O papel da Escola na instrução do povo
«(…) Neste caso concreto, o que significava povo para a as associações
estudadas? José António Serrano, um dos principais fundadores destas
associações, refere-se ao povo como público-alvo da associação do Gremio de
Ilustração Popular, na conferência que dá em 1871, em Castelo de Vide:
O meu programa é este, a associação de que vos falo tem por fim concorrer
simultaneamente para a illustração dos que a formam e para a illustração do
povo. (1871: 8)
E acrescenta:
Vós os que me ouvirdes, vós, os que acudirdes ao meu brado, estudareis
e ensinareis; estudareis e para isso formar-se-há uma bibliotheca; haverá certames
literários; e para isso organizar-se-hão saraus litterários, e podendo ser
abrir-se-hão escolas, editar-se-hão livros. Estudareis e para isso formar-se-há
uma bibliotheca (Serrano, l871).
Nas palavras de Frederico Laranjo, no discurso que profere em 1870, o povo
não mudara nada e continuava ignorante, tal como sempre fora ao longo dos
séculos:
o povo, sabeis o que é o povo? O português? Sciencia, literatura, governos,
tudo tem mudado e tem mudado progredindo. (...) Mas o povo não mudou, o povo
está; e sabeis onde e como? Encastellado na sua ignorância e agarrado aos seus
prejuízos, amando o passado e evocando-o, maldizendo o presente e repellindo-o,
sem fé na sciencia, sem fé nos homens (...) O século dezanove, infinda cousa
coincide com a idade media (Laranjo, 1870).
A Educação Popular deve ser uma educação participativa, orientada para
a realização dos direitos do povo.

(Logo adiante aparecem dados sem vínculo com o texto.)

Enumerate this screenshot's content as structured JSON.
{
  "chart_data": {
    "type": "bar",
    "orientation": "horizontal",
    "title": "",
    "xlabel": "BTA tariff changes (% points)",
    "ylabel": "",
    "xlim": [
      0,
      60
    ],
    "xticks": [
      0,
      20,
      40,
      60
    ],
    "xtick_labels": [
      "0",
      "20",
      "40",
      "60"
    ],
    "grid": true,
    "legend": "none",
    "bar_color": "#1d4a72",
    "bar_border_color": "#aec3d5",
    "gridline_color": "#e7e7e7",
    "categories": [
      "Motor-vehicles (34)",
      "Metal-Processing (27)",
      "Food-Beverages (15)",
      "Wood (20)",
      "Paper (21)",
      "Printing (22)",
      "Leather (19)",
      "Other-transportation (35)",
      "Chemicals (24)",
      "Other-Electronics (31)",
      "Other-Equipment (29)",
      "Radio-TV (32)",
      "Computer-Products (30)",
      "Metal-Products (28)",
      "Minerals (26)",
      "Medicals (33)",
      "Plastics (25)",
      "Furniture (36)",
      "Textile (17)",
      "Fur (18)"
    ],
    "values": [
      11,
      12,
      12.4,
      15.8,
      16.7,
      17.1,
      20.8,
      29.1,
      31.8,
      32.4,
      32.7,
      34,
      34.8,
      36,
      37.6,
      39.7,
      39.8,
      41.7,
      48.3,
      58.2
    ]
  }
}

Não é uma educação imposta pois baseia-se no
saber da comunidade e parte geralmente do diálogo entre a população. Não é Educação
Informal porque visa a formação de sujeitos com conhecimento e consciência
cidadã. É uma estratégia de construção da participação popular para encontrar
novos caminhos na vida social. A principal característica da Educação Popular é
utilizar o saber da comunidade como matéria-prima para o ensino. Visa aprender
a partir do conhecimento que o sujeito possuiu. Visa ensinar a partir de temas
geradores, motivações e interesses do quotidiano do formando. A educação é
vista como acto de conhecimento e transformação social.

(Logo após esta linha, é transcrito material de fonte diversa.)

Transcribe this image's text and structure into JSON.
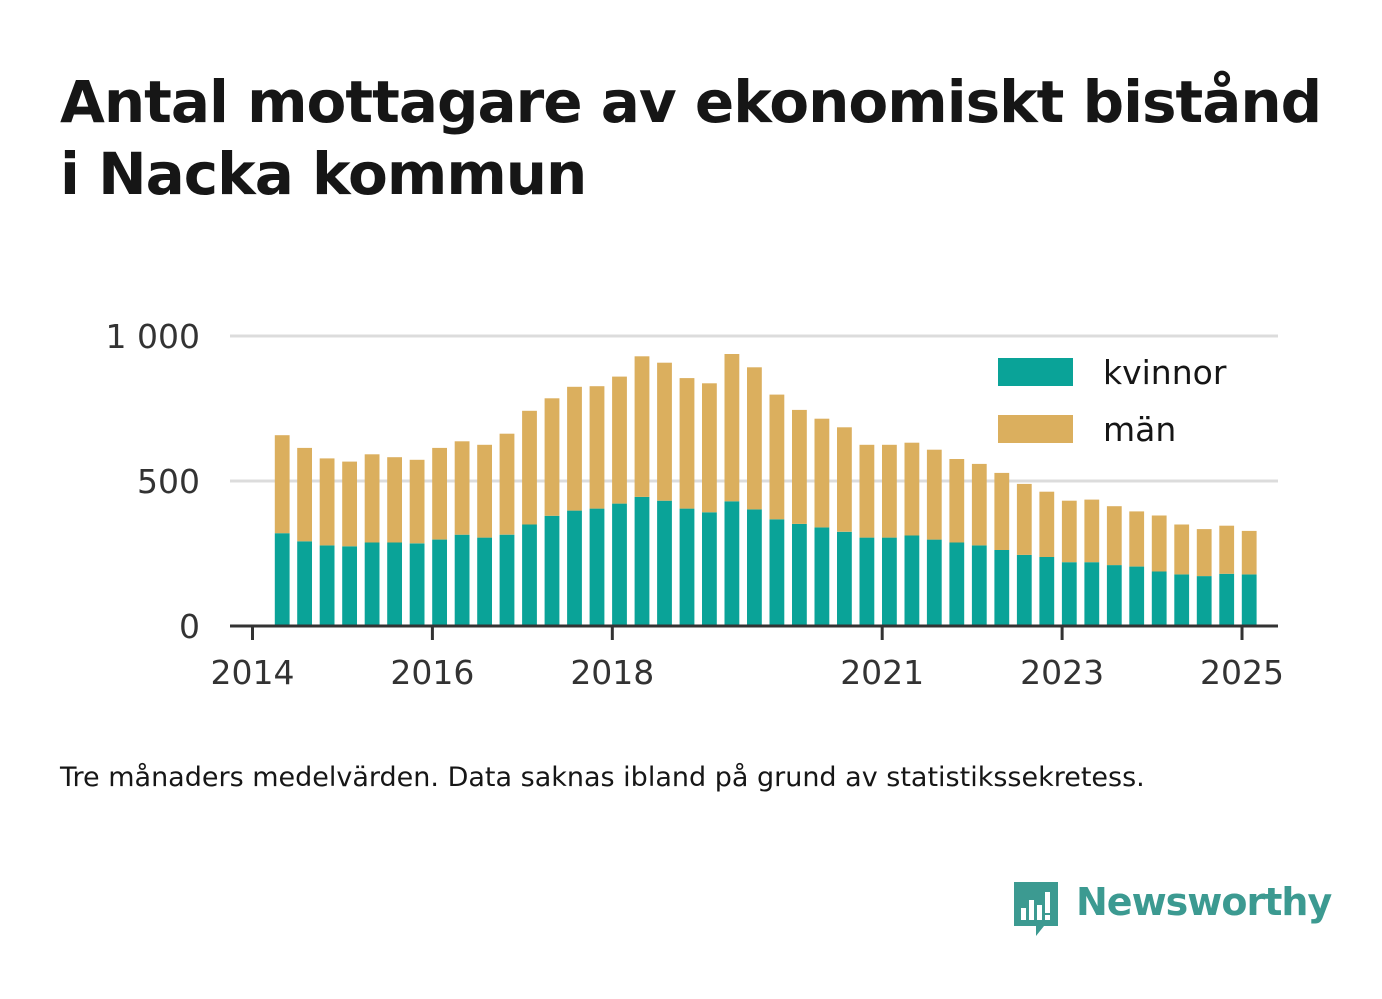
{
  "title": "Antal mottagare av ekonomiskt bistånd i Nacka kommun",
  "footnote": "Tre månaders medelvärden. Data saknas ibland på grund av statistikssekretess.",
  "brand": {
    "name": "Newsworthy",
    "icon": "newsworthy-logo-icon",
    "color": "#3c9a91"
  },
  "chart_data": {
    "type": "bar",
    "stacked": true,
    "xlim": [
      2013.75,
      2025.4
    ],
    "ylim": [
      0,
      1000
    ],
    "x_ticks": [
      2014,
      2016,
      2018,
      2021,
      2023,
      2025
    ],
    "y_ticks": [
      0,
      500,
      1000
    ],
    "y_tick_labels": [
      "0",
      "500",
      "1 000"
    ],
    "grid": true,
    "legend_position": "top-right",
    "x": [
      2014.33,
      2014.58,
      2014.83,
      2015.08,
      2015.33,
      2015.58,
      2015.83,
      2016.08,
      2016.33,
      2016.58,
      2016.83,
      2017.08,
      2017.33,
      2017.58,
      2017.83,
      2018.08,
      2018.33,
      2018.58,
      2018.83,
      2019.08,
      2019.33,
      2019.58,
      2019.83,
      2020.08,
      2020.33,
      2020.58,
      2020.83,
      2021.08,
      2021.33,
      2021.58,
      2021.83,
      2022.08,
      2022.33,
      2022.58,
      2022.83,
      2023.08,
      2023.33,
      2023.58,
      2023.83,
      2024.08,
      2024.33,
      2024.58,
      2024.83,
      2025.08
    ],
    "colors": {
      "kvinnor": "#0aa398",
      "män": "#dbaf5e"
    },
    "series": [
      {
        "name": "kvinnor",
        "values": [
          320,
          292,
          278,
          275,
          288,
          288,
          285,
          298,
          315,
          305,
          315,
          350,
          380,
          398,
          405,
          422,
          445,
          432,
          405,
          392,
          430,
          402,
          368,
          352,
          340,
          325,
          305,
          305,
          312,
          298,
          288,
          278,
          262,
          245,
          238,
          220,
          220,
          210,
          205,
          188,
          178,
          172,
          180,
          178
        ]
      },
      {
        "name": "män",
        "values": [
          338,
          322,
          300,
          292,
          304,
          294,
          288,
          316,
          322,
          320,
          348,
          392,
          405,
          427,
          422,
          438,
          485,
          476,
          450,
          445,
          508,
          490,
          430,
          393,
          375,
          360,
          320,
          320,
          320,
          310,
          288,
          281,
          266,
          245,
          225,
          212,
          216,
          203,
          190,
          193,
          172,
          162,
          166,
          150
        ]
      }
    ]
  }
}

A educação popular pode ser desenvolvida em qualquer contexto, mas tem
geralmente lugar em locais rurais, em instituições socioeducativas e no ensino
de jovens e adultos. Nas décadas finais do século XIX, o tema da educação popular
entra na ordem do dia, associado à descoberta dos elevados índices de analfabetismo
da população portuguesa. A instrução do povo era vista como fonte de progresso,
novamente segundo António Costa:
A instrucção popular cria um grande capital financeiro no desenvolvimento
dos espíritos. Quanto mais apurados forem os conhecimentos dos operários e dos
trabalhadores, mais perfeitos, e por isso mais rendosos serão os produtos
industriaes e agrícolas. O salário dos operários, o lucro dos capitalistas e a
prosperidade do paiz crescem na proporção em que se augmenta a cultura das
intelligencias e a melhoria do trabalho individual (1870).

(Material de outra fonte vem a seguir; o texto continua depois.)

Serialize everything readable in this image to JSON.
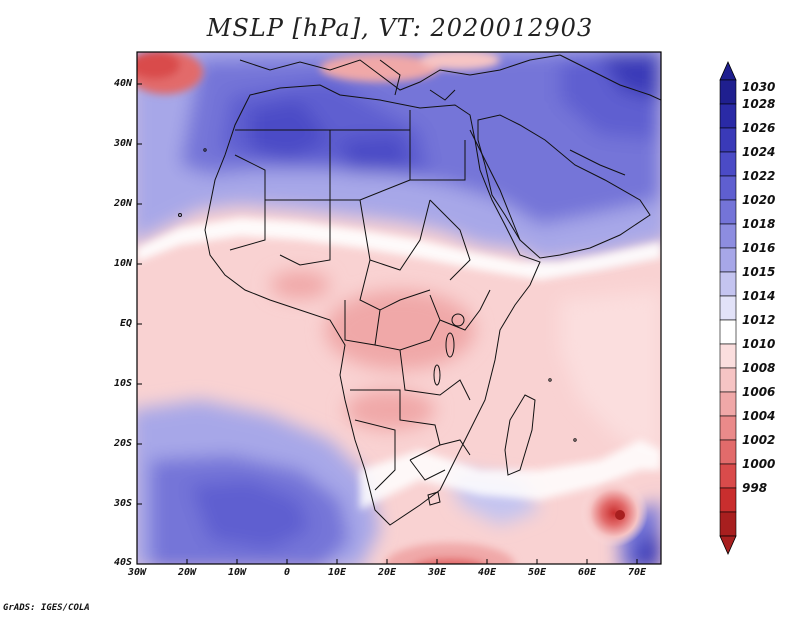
{
  "title": "MSLP [hPa], VT: 2020012903",
  "credit": "GrADS: IGES/COLA",
  "y_axis": {
    "ticks": [
      "40N",
      "30N",
      "20N",
      "10N",
      "EQ",
      "10S",
      "20S",
      "30S",
      "40S"
    ]
  },
  "x_axis": {
    "ticks": [
      "30W",
      "20W",
      "10W",
      "0",
      "10E",
      "20E",
      "30E",
      "40E",
      "50E",
      "60E",
      "70E"
    ]
  },
  "colorbar": {
    "labels": [
      "1030",
      "1028",
      "1026",
      "1024",
      "1022",
      "1020",
      "1018",
      "1016",
      "1015",
      "1014",
      "1012",
      "1010",
      "1008",
      "1006",
      "1004",
      "1002",
      "1000",
      "998"
    ],
    "colors": [
      "#1f1f8f",
      "#2a2aa6",
      "#3a3ab8",
      "#4b4bc6",
      "#5f5fd0",
      "#7474d8",
      "#8d8de0",
      "#a7a7e8",
      "#c4c4f0",
      "#e2e2f8",
      "#ffffff",
      "#fbdede",
      "#f6c4c4",
      "#f0a8a8",
      "#ea8a8a",
      "#e26b6b",
      "#d94b4b",
      "#c92e2e",
      "#a81f1f"
    ]
  },
  "map": {
    "region": "Africa",
    "lon_range": [
      -30,
      75
    ],
    "lat_range": [
      -40,
      45
    ],
    "features": [
      "Subtropical high over Sahara and Arabia",
      "Low pressure (tropical cyclone) near 67E 32S",
      "South Atlantic high"
    ]
  }
}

No jornal O Castellovidense de 19 de Janeiro de 1910, pode ler-se:
A instrucção é como o sol que ilumina e os paes analfabetos criam filhos
analfabetos que não sabendo ler nem escrever não podem acompanhar o progresso
das artes, das industrias, não podem desenvolver a nossa agricultura e o nosso
comercio.
A instrução popular era também vista como regeneração social:
A educação do povo estreita o bom commercio da vizinhança, derrama nos
centros da população o pensamento do bem, semeia os principios da ordem e da
virtude, e se não consegue extinguir o mal, pugna com elle e enfraquece-o. É
facto averiguado que a instrucção diminue os crimes e restringe a miséria
(Costa,1870).
O ideal da formação do cidadão consciente e participativo fazia com que
o analfabeto não pudesse assumir o papel de cidadão, eleitor, que a República
tanto viria a apregoar». In Filomena M. F. Sousa Bruno, As
Bibliotecas de Castelo de Vide e a Educação Popular (1863-1899), CM de Castelo
de Vide, Edições Colibri, 2011, ISBN 978-989-689-139-8.